Unfortunately part of the issues are a result of Vails own making, but the overwhelming majority is well outside of their control.  For example in Breckenridge house prices have increased almost 40% in one year.  This has priced would be renter out as houses get sold.  Furthermore, the demand to visit/live in the mountain towns has skyrocketed creating even more demand for workers with less housing.  Unfortunately I don’ see a great solution to the issues facing Vail.

On a positive note, Vail’s performance or lack thereof will have no impact on real estate prices in the various resort communities.   This will definitely not be the impetus for any real estate pull back.

Will rising interest rates impact purchases in Colorado ski towns?

There is no doubt interest rates are rising on treasuries and in turn mortgage rates.  The federal reserve has telegraphed a more aggressive rate stance which will put further upward pressure on mortgage rates.  How will the increasing rates impact Colorado ski real estate?  Long and short, interest rates should have a limited impact due to the number of cash purchases.  In most major ski resorts in Colorado the number of cash purchases are between around 40% and 70%. This is a huge percentage of purchases that are not interest rate sensitive as they have no mortgage.  Here is a past article on this topic: Best Colorado ski town investments.  With such a large percentage of properties being bought with cash, a move upward in rates is unlikely to be the catalyst for a slowdown in ski real estate.

What is the real risk to ski real estate?

If mortgage rates and the performance of the largest ski hill operator are not going to slow down ski real estate, what will?  With appreciation averaging north of 25% per annum throughout the ski towns with some as high as 40%, the pace of increases is unsustainable.

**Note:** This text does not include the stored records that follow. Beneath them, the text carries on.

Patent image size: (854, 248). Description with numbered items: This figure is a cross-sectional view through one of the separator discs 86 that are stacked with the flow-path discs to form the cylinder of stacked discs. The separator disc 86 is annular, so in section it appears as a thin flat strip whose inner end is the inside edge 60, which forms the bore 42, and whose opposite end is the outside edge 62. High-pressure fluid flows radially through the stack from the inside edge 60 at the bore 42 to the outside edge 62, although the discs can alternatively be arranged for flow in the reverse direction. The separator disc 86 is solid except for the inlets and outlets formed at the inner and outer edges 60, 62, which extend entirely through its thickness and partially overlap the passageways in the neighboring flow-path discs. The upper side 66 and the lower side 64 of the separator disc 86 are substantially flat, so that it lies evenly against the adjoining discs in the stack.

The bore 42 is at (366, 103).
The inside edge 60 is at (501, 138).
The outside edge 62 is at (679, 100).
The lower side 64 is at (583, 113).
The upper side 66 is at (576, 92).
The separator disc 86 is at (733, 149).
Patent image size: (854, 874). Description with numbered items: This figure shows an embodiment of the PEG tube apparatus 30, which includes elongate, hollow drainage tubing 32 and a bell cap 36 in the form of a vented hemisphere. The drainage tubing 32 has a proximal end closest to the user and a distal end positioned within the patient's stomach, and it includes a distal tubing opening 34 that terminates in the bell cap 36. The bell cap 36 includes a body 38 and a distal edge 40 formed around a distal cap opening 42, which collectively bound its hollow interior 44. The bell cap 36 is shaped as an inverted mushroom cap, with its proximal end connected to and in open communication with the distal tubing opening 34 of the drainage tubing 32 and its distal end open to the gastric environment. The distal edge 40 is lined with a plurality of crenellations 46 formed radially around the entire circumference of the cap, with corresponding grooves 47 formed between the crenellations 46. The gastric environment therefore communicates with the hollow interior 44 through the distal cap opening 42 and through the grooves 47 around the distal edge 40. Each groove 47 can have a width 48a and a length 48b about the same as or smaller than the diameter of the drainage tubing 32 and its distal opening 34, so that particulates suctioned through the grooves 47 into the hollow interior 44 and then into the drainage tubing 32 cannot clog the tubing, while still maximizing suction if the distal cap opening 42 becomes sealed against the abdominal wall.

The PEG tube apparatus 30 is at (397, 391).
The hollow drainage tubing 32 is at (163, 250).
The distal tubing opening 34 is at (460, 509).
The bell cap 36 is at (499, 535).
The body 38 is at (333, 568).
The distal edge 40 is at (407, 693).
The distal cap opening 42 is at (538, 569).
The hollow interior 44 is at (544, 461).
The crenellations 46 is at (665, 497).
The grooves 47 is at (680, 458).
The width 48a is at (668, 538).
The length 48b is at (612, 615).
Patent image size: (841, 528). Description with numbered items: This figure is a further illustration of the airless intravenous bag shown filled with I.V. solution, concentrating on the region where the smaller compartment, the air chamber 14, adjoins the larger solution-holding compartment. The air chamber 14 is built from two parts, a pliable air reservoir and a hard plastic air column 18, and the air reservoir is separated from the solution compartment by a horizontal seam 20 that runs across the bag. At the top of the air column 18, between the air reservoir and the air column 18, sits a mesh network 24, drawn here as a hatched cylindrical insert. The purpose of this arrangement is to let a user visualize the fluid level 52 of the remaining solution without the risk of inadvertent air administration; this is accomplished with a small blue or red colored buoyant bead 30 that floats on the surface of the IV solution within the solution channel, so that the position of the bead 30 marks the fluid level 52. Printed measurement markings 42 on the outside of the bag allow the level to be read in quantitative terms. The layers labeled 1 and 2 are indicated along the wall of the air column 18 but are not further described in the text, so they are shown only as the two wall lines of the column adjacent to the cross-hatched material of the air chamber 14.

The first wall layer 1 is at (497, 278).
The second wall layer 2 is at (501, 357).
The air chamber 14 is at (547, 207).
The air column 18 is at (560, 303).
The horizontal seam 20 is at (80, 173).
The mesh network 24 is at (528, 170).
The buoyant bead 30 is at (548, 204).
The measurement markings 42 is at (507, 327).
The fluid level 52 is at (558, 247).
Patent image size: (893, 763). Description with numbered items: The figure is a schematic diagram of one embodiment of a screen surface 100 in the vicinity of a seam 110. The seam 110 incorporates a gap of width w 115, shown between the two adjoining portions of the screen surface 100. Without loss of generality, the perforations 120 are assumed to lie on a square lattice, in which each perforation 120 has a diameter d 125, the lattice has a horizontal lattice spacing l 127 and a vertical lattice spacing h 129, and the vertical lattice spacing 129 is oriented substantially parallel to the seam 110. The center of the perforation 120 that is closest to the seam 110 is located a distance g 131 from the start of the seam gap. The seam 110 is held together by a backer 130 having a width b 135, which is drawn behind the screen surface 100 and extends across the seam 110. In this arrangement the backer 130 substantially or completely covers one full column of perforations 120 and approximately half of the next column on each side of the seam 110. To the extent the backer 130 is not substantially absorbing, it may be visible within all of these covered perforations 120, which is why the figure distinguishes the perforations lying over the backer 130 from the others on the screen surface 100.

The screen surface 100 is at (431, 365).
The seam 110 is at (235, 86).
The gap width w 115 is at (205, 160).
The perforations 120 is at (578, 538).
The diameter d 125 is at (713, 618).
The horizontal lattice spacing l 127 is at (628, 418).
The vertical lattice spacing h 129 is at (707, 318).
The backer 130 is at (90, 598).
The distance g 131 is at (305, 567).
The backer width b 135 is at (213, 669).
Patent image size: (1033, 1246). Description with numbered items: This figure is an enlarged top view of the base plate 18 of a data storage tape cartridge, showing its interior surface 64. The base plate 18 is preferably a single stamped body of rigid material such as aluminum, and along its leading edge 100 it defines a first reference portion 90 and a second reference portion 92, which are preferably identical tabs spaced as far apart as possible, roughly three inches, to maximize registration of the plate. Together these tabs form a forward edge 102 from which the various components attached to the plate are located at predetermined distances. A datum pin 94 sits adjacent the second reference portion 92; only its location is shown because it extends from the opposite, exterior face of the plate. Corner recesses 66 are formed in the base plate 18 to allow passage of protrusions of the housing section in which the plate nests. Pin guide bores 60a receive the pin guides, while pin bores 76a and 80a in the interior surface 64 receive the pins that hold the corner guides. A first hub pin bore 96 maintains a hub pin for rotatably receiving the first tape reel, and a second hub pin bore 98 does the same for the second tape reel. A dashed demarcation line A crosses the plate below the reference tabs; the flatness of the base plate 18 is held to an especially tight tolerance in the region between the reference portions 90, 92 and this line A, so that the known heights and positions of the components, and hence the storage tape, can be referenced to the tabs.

Resort real estate is highly correlated to stock market performance. With the huge quantity of cash transactions, much of these funds were from gains on equities.  Furthermore, the demographics of various ski towns throughout Colorado are heavily invested in the stock market due to their net worth.  As the stock market is now beginning to correct, ski real estate will invariably slow.

Will there be a correction in ski real estate like the stock market?

With a high correlation between the stock market and ski real estate, will there also be a correction in ski real estate.  As of writing this the Nasdaq is off almost 15% for the year with the S&P down around 10%.  With a correction underway, what happens to real estate?

Fortunately, although there is a correlation between the stock market and ski real estate it is not a one for one correlation.  For example a 20% drop in the market, might lead to a flattening or possibly a loss of 2-5% in ski real estate.  Remember even if real estate values flatten this is after 30% gains last year in many markets so it is important to keep it in perspective.



Long and short, I don’t see a fire-sale coming with values plunging in ski real estate as the market corrects, but the market will flatten and there is a risk of a small give back in appreciation depending on how severe the correction is.  Fortunately there is zero excess inventory in the various resort towns and build prices are extremely high coupled with so many cash purchases, the downside risk in ski real estate is radically different than 2007.